I don’t know about RDBO, but to my knowledge, it doesn’t have the ResultSet as an explicit concept the way DBIC does. And I know that with Class::DBI, which also doesn’t have the concept of a ResultSet, this is kind of piecemeal query composition is not possible at all.

Re:Great Points

perrin on 2007-08-26T22:44:05

Thanks, that's the best explanation I've heard of it.

I've mostly used the data structure approach. RDBO includes a query builder which is much more powerful than SQL::Abstract and is able to represent joins and complex conditions reasonably well. I've done work with that where the conditions are built up similar to what you describe and then passed to the query builder to be turned into SQL.

here, here!

mpeters on 2007-08-20T22:25:40

Class::DBI does get on my nerves at times, but the thing I absolutely love about it is how easy it is to drop into SQL and back out again. Any SELECT query can return C::DBI based objects. And most of the other annoyances you took care of for us with your patches :)

What ORMs are good at

merlyn on 2007-08-21T00:37:32

What I really want an ORM for is to take care of the mind-numbing SQL. The stuff you write repeatedly to "get a row with this primary key so I can look at those four columns". That's going to be 80% of your SQL coding in a moderate-sized app.

But I agree with you... the other 20% can be split into "stuff that can be represented with convoluted Perl" vs "stuff that is better represented as real SQL". The line between those will vary from app to app, but the important thing is that that last category be relatively integrated with the ORM, so you don't go entirely into a different mode.

I'm in the opposite boat

btilly on 2007-08-21T22:52:48

My job is reporting. So while most Perl programmers seem to be hurrying as fast as they can to keep from having to write SQL, I'm going the other way - I don't want the necessary bits of Perl to obscure the big chunks of SQL.
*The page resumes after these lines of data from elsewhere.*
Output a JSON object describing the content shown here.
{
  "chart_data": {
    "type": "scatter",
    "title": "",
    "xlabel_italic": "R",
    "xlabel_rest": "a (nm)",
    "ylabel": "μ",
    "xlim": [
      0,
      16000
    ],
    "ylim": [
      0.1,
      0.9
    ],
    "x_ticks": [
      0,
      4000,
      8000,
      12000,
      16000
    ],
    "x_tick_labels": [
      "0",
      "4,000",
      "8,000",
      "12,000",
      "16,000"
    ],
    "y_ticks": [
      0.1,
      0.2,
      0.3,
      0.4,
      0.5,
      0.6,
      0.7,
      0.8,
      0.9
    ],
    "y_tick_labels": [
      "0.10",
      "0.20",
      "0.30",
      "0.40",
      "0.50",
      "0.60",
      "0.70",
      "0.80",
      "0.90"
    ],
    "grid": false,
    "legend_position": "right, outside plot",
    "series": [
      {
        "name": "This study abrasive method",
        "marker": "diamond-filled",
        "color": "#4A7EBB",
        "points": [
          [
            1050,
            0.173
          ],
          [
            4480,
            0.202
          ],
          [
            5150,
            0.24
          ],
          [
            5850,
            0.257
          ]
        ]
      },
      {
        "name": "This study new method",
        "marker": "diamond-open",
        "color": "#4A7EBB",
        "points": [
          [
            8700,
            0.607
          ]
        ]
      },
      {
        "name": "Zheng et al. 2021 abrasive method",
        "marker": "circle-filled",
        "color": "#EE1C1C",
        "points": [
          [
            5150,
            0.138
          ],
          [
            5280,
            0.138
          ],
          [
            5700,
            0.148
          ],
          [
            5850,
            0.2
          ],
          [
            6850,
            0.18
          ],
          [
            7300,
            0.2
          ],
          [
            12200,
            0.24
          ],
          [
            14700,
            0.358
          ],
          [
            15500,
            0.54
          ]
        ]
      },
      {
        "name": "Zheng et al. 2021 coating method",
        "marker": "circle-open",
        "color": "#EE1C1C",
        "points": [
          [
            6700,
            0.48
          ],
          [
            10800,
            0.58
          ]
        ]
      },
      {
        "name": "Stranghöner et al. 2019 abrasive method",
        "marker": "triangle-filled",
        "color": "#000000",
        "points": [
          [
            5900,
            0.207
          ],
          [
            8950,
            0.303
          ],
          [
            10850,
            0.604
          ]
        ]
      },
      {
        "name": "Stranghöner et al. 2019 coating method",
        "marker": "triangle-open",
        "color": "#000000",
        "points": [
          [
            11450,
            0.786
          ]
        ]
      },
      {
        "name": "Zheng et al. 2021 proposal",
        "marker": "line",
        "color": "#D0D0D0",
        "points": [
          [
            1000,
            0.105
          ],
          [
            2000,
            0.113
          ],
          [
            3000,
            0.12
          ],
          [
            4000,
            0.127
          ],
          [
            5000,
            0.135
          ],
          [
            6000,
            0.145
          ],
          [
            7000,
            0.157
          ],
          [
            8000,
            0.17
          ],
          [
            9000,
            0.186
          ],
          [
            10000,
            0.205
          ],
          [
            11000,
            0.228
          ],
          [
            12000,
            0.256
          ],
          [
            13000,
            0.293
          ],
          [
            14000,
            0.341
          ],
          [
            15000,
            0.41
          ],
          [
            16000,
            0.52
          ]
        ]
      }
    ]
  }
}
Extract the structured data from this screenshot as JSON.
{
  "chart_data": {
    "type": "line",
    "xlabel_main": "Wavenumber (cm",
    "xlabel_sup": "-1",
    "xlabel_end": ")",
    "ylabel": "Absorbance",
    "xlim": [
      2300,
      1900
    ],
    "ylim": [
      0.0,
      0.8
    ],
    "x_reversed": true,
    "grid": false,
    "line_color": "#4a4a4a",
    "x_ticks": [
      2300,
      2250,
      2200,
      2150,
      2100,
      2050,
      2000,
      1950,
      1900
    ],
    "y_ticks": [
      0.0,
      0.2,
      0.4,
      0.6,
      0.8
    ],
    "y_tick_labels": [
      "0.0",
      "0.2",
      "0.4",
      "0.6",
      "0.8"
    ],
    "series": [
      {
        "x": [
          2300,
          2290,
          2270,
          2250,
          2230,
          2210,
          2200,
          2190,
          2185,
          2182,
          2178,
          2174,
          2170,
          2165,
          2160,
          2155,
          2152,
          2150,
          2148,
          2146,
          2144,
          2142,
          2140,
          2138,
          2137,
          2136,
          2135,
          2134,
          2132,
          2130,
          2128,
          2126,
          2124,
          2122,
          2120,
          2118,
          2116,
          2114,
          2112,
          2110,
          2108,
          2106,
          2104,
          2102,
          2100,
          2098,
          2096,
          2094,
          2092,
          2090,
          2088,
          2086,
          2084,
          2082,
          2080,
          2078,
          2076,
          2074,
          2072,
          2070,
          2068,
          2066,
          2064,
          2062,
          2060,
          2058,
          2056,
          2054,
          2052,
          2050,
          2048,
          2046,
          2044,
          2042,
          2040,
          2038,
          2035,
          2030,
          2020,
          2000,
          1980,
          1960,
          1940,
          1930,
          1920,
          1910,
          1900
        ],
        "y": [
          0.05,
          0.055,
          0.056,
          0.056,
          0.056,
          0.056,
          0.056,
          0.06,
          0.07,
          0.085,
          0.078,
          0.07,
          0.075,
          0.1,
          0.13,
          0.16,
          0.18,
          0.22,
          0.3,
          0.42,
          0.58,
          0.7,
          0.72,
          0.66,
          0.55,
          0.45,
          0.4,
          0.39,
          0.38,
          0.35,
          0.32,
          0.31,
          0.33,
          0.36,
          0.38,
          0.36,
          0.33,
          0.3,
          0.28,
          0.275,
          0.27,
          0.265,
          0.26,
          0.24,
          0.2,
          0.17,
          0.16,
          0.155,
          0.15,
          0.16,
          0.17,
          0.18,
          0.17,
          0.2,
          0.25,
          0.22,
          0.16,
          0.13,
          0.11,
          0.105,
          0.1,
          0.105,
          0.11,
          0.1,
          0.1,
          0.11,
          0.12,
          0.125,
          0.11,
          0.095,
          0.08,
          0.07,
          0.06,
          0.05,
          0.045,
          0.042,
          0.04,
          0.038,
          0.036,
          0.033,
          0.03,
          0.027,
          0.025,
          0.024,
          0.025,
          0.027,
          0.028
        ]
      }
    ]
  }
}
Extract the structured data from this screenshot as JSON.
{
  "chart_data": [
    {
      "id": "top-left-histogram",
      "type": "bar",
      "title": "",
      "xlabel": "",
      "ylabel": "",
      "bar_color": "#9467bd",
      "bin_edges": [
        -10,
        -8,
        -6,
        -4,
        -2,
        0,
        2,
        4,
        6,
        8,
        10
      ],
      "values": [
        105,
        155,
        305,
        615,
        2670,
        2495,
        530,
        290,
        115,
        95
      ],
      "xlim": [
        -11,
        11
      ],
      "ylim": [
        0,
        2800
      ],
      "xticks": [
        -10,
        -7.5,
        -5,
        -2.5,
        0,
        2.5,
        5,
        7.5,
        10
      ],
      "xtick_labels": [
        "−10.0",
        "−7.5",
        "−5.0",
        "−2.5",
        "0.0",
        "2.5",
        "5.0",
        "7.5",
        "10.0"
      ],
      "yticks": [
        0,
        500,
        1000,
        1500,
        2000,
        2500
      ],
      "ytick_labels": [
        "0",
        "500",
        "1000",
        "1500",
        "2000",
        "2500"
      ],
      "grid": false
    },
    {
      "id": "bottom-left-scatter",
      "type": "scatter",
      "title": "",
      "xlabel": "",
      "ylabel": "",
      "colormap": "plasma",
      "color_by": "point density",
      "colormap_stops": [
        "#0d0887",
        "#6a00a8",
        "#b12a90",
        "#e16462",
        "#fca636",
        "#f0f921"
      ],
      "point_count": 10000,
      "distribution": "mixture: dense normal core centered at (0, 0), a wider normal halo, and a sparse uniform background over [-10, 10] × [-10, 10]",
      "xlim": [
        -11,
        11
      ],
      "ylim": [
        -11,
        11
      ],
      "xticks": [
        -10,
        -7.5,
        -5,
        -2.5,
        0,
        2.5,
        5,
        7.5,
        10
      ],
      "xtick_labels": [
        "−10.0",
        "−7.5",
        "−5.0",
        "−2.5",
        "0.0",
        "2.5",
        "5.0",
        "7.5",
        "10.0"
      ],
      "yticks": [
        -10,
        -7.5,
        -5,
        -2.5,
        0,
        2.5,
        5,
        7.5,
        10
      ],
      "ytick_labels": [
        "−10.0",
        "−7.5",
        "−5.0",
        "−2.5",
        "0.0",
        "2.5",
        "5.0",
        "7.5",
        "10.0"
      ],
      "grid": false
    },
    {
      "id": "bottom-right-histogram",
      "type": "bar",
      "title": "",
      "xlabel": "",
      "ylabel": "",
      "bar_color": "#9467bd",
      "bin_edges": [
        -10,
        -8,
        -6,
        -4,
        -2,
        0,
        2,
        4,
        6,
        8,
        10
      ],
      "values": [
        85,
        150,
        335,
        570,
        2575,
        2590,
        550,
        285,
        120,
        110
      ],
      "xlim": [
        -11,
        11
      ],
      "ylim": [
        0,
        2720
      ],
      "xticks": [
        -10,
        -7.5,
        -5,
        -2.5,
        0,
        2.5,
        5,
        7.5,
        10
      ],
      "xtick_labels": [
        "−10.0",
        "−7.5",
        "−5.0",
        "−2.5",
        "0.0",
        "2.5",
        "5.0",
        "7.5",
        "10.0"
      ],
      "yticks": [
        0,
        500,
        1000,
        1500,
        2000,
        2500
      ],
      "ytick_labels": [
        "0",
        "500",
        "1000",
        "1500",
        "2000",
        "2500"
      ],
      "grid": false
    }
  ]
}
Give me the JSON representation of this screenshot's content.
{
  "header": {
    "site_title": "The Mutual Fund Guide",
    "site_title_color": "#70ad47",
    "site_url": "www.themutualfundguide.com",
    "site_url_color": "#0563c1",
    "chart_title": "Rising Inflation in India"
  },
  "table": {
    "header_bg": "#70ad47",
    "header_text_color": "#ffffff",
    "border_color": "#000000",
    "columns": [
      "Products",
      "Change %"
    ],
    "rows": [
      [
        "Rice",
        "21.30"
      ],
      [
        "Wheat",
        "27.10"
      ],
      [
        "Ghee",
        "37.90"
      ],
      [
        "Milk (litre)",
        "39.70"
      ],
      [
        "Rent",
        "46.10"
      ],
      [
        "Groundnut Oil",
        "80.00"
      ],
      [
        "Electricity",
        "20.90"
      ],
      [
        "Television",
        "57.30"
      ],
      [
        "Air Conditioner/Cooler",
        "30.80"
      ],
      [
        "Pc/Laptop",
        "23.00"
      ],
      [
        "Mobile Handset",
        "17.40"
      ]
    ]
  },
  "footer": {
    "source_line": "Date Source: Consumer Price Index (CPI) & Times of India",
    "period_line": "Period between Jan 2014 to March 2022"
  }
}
When it makes sense, I'm happy to recommend an ORM. Most transactional applications fall in that boat. But when I see convoluted APIs to try to build complex SQL in Perl, I always am left thinking, "Why should I learn an API that is as complicated as SQL to get less capability than raw SQL already gives me?"

Furthermore if you're working with databases, I really think that you need to learn SQL. Learn what a database is, and how it works. That is knowledge that will repay you time and time again.

Incidentally at a previous job we found that an excellent interview question was to outline a simple real-world problem, and ask the candidates to design a database schema to handle it. An example would be to design a database for football teams to develop reports to help our boss play fantasy football. An example of a report would be which players scored the most touchdowns in 2005.

We saw this as a litmus test for design skills. If you're building a CRUD application (we were), laying out your database is a large part of your application design. Whether or not you're accessing it through raw SQL (we weren't), there is a direct relationship between how the database is laid out and what is easy to do in the application. Being able to see and appreciate those relationships is an important skill.

Plus virtually every solution had issues. Which gave us an opportunity to see how a person could evolve their design when problems were pointed out in it. Seeing that thinking process was invaluable.

But if you've spent your entire programming career running away from learning what a database is and how to use it, how would you do on a problem like that? (And how much worse do you do on the real-world programming problems that this problem is meant to emulate?)